Qual o primeiro e mais evidente erro de comunicação da esquerda? Não conseguir ampliar sua bolha - isso quando consegue falar para a própria bolha. Não conseguir ir além de um academicês estéril ou de jargões que não se mostraram efetivos no debate, mas seguem sendo repetidos sem mudanças.

Quando a extrema-direita, mais bem vocalizada pelo discurso evangélico, decidiu acossar Dilma, na esteira das acusações ao Palocci, criou a expressão “kit gay” para a política anti-homofobia que o governo pretendia implementar. Em 2018, durante a campanha, tivemos a “mamadeira de piroca”. Agora, o pouco que vi, é que o que está em pauta no congresso é o “PL da censura”. Slogans rápidos, fáceis e que conseguem balizar o debate. A esquerda, por seu turno, depois de perder na discussão da PEC 95, agora sobe a hashtag contra a PL 2630. Tudo muito cativante. Um matema, uma fórmula matemática, uma expressão algébrica pode servir para explicar de maneira precisa um problema, mesmo social, mas não vai convencer quem está tomando café da manhã na barraquinha na rua, não diz nada para quem a preocupação com números é o quanto terão na conta até o final do mês? 

Em 2016 tentou se apelidar a PEC 95 de PEC da Morte, mas o termo não foi capaz de mobilizar - talvez porque no futuro estaremos todos mortos, então qual a diferença? Ou talvez porque a preocupação das pessoas seja antes de tudo a vida por levar. Sem dúvida porque a força de quem era favorável à emenda constitucional era muito mais forte, e era preciso um nome que os forçasse ao menos a se justificar. Agora a PL 2630 teve a tentativa do nome fantasia de PL das Fake News, mas em minha bolha, ao menos, o que vingou foi a expressão burocrática - e o debate foi mais pautado na questão da censura e da liberdade de expressão, como puseram a extrema-direita e as empresas, do que pelo combate às fake news. 
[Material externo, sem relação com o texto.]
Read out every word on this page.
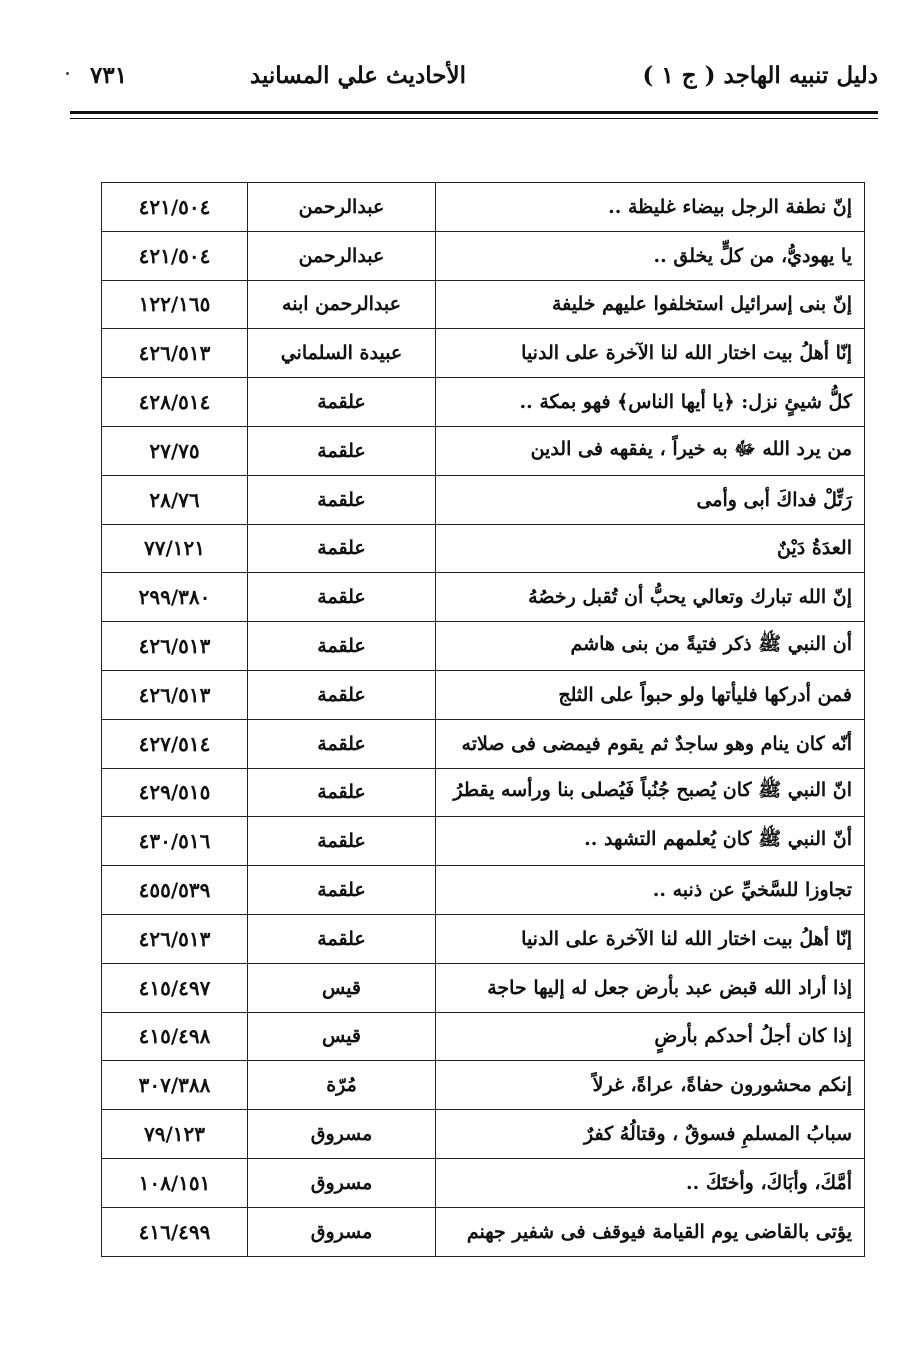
دليل تنبيه الهاجد ( ج ١ )
الأحاديث علي المسانيد
٧٣١
إنّ نطفة الرجل بيضاء غليظة ..	عبدالرحمن	٤٢١/٥٠٤
يا يهوديُّ، من كلٍّ يخلق ..	عبدالرحمن	٤٢١/٥٠٤
إنّ بنى إسرائيل استخلفوا عليهم خليفة	عبدالرحمن ابنه	١٢٢/١٦٥
إنّا أهلُ بيت اختار الله لنا الآخرة على الدنيا	عبيدة السلماني	٤٢٦/٥١٣
كلُّ شيئٍ نزل: ﴿يا أيها الناس﴾ فهو بمكة ..	علقمة	٤٢٨/٥١٤
من يرد الله ﷻ به خيراً ، يفقهه فى الدين	علقمة	٢٧/٧٥
رَتِّلْ فداكَ أبى وأمى	علقمة	٢٨/٧٦
العدَةُ دَيْنٌ	علقمة	٧٧/١٢١
إنّ الله تبارك وتعالي يحبُّ أن تُقبل رخصُهُ	علقمة	٢٩٩/٣٨٠
أن النبي ﷺ ذكر فتيةً من بنى هاشم	علقمة	٤٢٦/٥١٣
فمن أدركها فليأتها ولو حبواً على الثلج	علقمة	٤٢٦/٥١٣
أنّه كان ينام وهو ساجدٌ ثم يقوم فيمضى فى صلاته	علقمة	٤٢٧/٥١٤
انّ النبي ﷺ كان يُصبح جُنُباً فَيُصلى بنا ورأسه يقطرُ	علقمة	٤٢٩/٥١٥
أنّ النبي ﷺ كان يُعلمهم التشهد ..	علقمة	٤٣٠/٥١٦
تجاوزا للسَّخيِّ عن ذنبه ..	علقمة	٤٥٥/٥٣٩
إنّا أهلُ بيت اختار الله لنا الآخرة على الدنيا	علقمة	٤٢٦/٥١٣
إذا أراد الله قبض عبد بأرض جعل له إليها حاجة	قيس	٤١٥/٤٩٧
إذا كان أجلُ أحدكم بأرضٍ	قيس	٤١٥/٤٩٨
إنكم محشورون حفاةً، عراةً، غرلاً	مُرّة	٣٠٧/٣٨٨
سبابُ المسلمِ فسوقٌ ، وقتالُهُ كفرٌ	مسروق	٧٩/١٢٣
أمَّكَ، وأبَاكَ، وأختَكَ ..	مسروق	١٠٨/١٥١
يؤتى بالقاضى يوم القيامة فيوقف فى شفير جهنم	مسروق	٤١٦/٤٩٩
Sim, como a esquerda brasileira é adepta da democracia, falta uma coordenação central que dite de cima pra baixo como se dará a guerrilha de comunicação virtual; além de que, em geral, toda tentativa de algo um pouco mais célere e menos discutida esbarra em um sem número de problematizações de questões menores que fazem perder o foco e a possibilidade de uma ação estratégica. Ademais, no outro campo, temos evangélicos, olavistas, extrema-direita, grandes empresas de tecnologia todas juntas: era realmente difícil pautar o debate, mas #aprovaPL2630 #PL2630já e afins é uma ajuda que elas agradecem.
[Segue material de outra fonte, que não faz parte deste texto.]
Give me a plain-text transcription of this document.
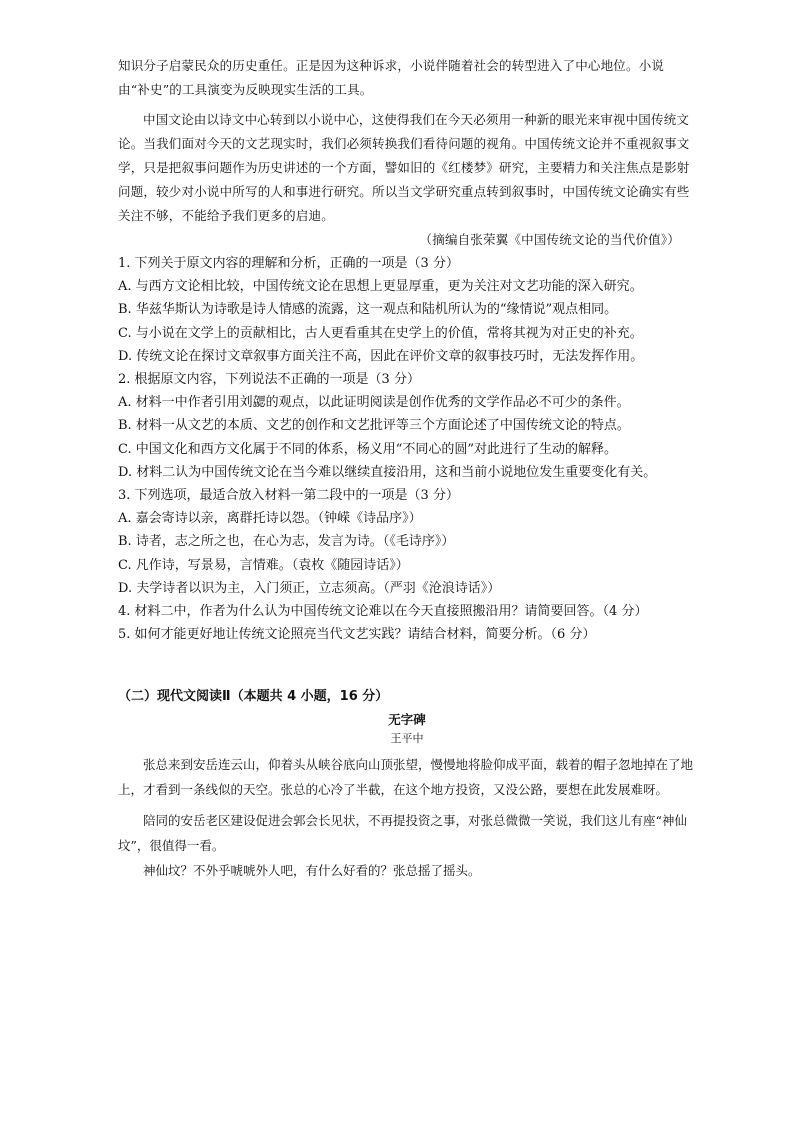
知识分子启蒙民众的历史重任。正是因为这种诉求，小说伴随着社会的转型进入了中心地位。小说由“补史”的工具演变为反映现实生活的工具。

中国文论由以诗文中心转到以小说中心，这使得我们在今天必须用一种新的眼光来审视中国传统文论。当我们面对今天的文艺现实时，我们必须转换我们看待问题的视角。中国传统文论并不重视叙事文学，只是把叙事问题作为历史讲述的一个方面，譬如旧的《红楼梦》研究，主要精力和关注焦点是影射问题，较少对小说中所写的人和事进行研究。所以当文学研究重点转到叙事时，中国传统文论确实有些关注不够，不能给予我们更多的启迪。

（摘编自张荣翼《中国传统文论的当代价值》）

1. 下列关于原文内容的理解和分析，正确的一项是（3 分）
A. 与西方文论相比较，中国传统文论在思想上更显厚重，更为关注对文艺功能的深入研究。
B. 华兹华斯认为诗歌是诗人情感的流露，这一观点和陆机所认为的“缘情说”观点相同。
C. 与小说在文学上的贡献相比，古人更看重其在史学上的价值，常将其视为对正史的补充。
D. 传统文论在探讨文章叙事方面关注不高，因此在评价文章的叙事技巧时，无法发挥作用。
2. 根据原文内容，下列说法不正确的一项是（3 分）
A. 材料一中作者引用刘勰的观点，以此证明阅读是创作优秀的文学作品必不可少的条件。
B. 材料一从文艺的本质、文艺的创作和文艺批评等三个方面论述了中国传统文论的特点。
C. 中国文化和西方文化属于不同的体系，杨义用“不同心的圆”对此进行了生动的解释。
D. 材料二认为中国传统文论在当今难以继续直接沿用，这和当前小说地位发生重要变化有关。
3. 下列选项，最适合放入材料一第二段中的一项是（3 分）
A. 嘉会寄诗以亲，离群托诗以怨。（钟嵘《诗品序》）
B. 诗者，志之所之也，在心为志，发言为诗。（《毛诗序》）
C. 凡作诗，写景易，言情难。（袁枚《随园诗话》）
D. 夫学诗者以识为主，入门须正，立志须高。（严羽《沧浪诗话》）
4. 材料二中，作者为什么认为中国传统文论难以在今天直接照搬沿用？请简要回答。（4 分）
5. 如何才能更好地让传统文论照亮当代文艺实践？请结合材料，简要分析。（6 分）
（二）现代文阅读Ⅱ（本题共 4 小题，16 分）
无字碑
王平中

张总来到安岳连云山，仰着头从峡谷底向山顶张望，慢慢地将脸仰成平面，载着的帽子忽地掉在了地上，才看到一条线似的天空。张总的心冷了半截，在这个地方投资，又没公路，要想在此发展难呀。

陪同的安岳老区建设促进会郭会长见状，不再提投资之事，对张总微微一笑说，我们这儿有座“神仙坟”，很值得一看。

神仙坟？不外乎唬唬外人吧，有什么好看的？张总摇了摇头。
Bolsonaro tinha o cercadinho com seus apoiadores, tinha uma live semanal em que era como um convite para estar na sala com ele - a sensação a seus seguidores era que eles quem adentravam o Palácio do Planalto, e não o contrário, que ele entrava na sala das pessoas, caso fosse um discurso em cadeia nacional. Servia para ele falar as obscenidades típicas, divulgar fake news e falar de ações de seu governo (o que parece uma fake news). A escolha de ser às quintas-feiras, inclusive, me parece providencial: era combustível para conversas nas confraternizações de trabalho, na sexta, e nas de família, no final de semana - além de alimentar manchetes de jornais durante vários dias. 
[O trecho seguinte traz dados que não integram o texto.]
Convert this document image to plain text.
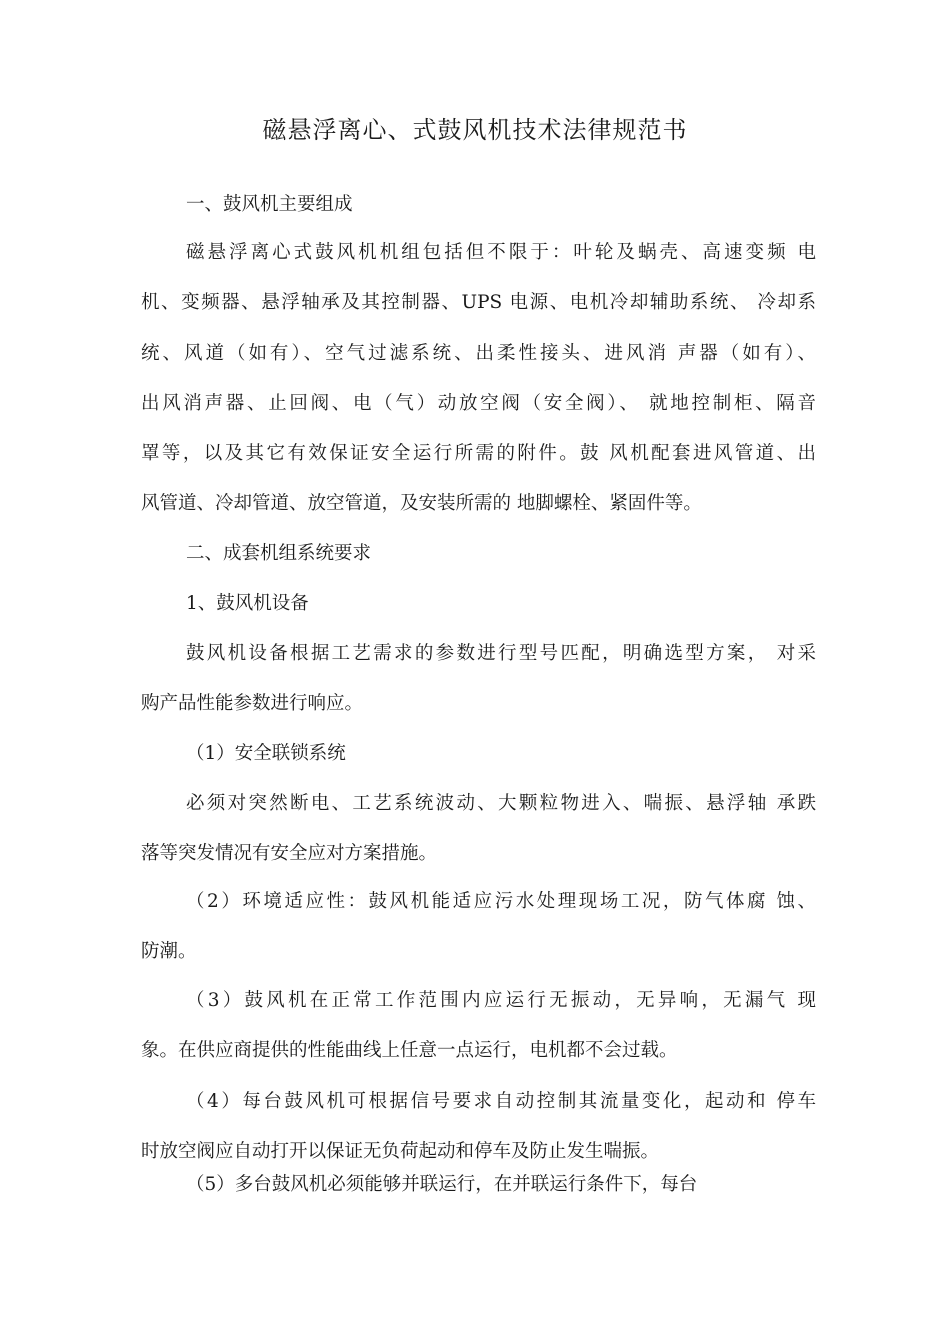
磁悬浮离心、式鼓风机技术法律规范书
一、鼓风机主要组成
磁悬浮离心式鼓风机机组包括但不限于：叶轮及蜗壳、高速变频 电
机、变频器、悬浮轴承及其控制器、UPS 电源、电机冷却辅助系统、 冷却系
统、风道（如有）、空气过滤系统、出柔性接头、进风消 声器（如有）、
出风消声器、止回阀、电（气）动放空阀（安全阀）、 就地控制柜、隔音
罩等，以及其它有效保证安全运行所需的附件。鼓 风机配套进风管道、出
风管道、冷却管道、放空管道，及安装所需的 地脚螺栓、紧固件等。
二、成套机组系统要求
1、鼓风机设备
鼓风机设备根据工艺需求的参数进行型号匹配，明确选型方案， 对采
购产品性能参数进行响应。
（1）安全联锁系统
必须对突然断电、工艺系统波动、大颗粒物进入、喘振、悬浮轴 承跌
落等突发情况有安全应对方案措施。
（2）环境适应性：鼓风机能适应污水处理现场工况，防气体腐 蚀、
防潮。
（3）鼓风机在正常工作范围内应运行无振动，无异响，无漏气 现
象。在供应商提供的性能曲线上任意一点运行，电机都不会过载。
（4）每台鼓风机可根据信号要求自动控制其流量变化，起动和 停车
时放空阀应自动打开以保证无负荷起动和停车及防止发生喘振。
（5）多台鼓风机必须能够并联运行，在并联运行条件下，每台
Lula não precisa polemizar, mas poderia utilizar um esquema semelhante, seja para mostrar e comentar as ações do governo (por exemplo: as ações de inteligência da polícia contra os ataques na escola, que deveriam ser trending topics por dias, mas o que temos é que os ataques parece quase que pararam “porque sim”, porque os agressores em potencial decidiram parar), divulgar dados contextualizados, fazer a defesa do governo sem depender da boa vontade da mídia nas suas edições, apresentar sua versão contra os ataques da mídia-mercados. As lives deveriam ser a nova Voz do Brasil. A Voz do Brasil tem um ranço fascista? Tem. Como nossos tempos também - mas não me parece que repetir isso seja algo anti-ético, ainda que sua origem não seja nobre.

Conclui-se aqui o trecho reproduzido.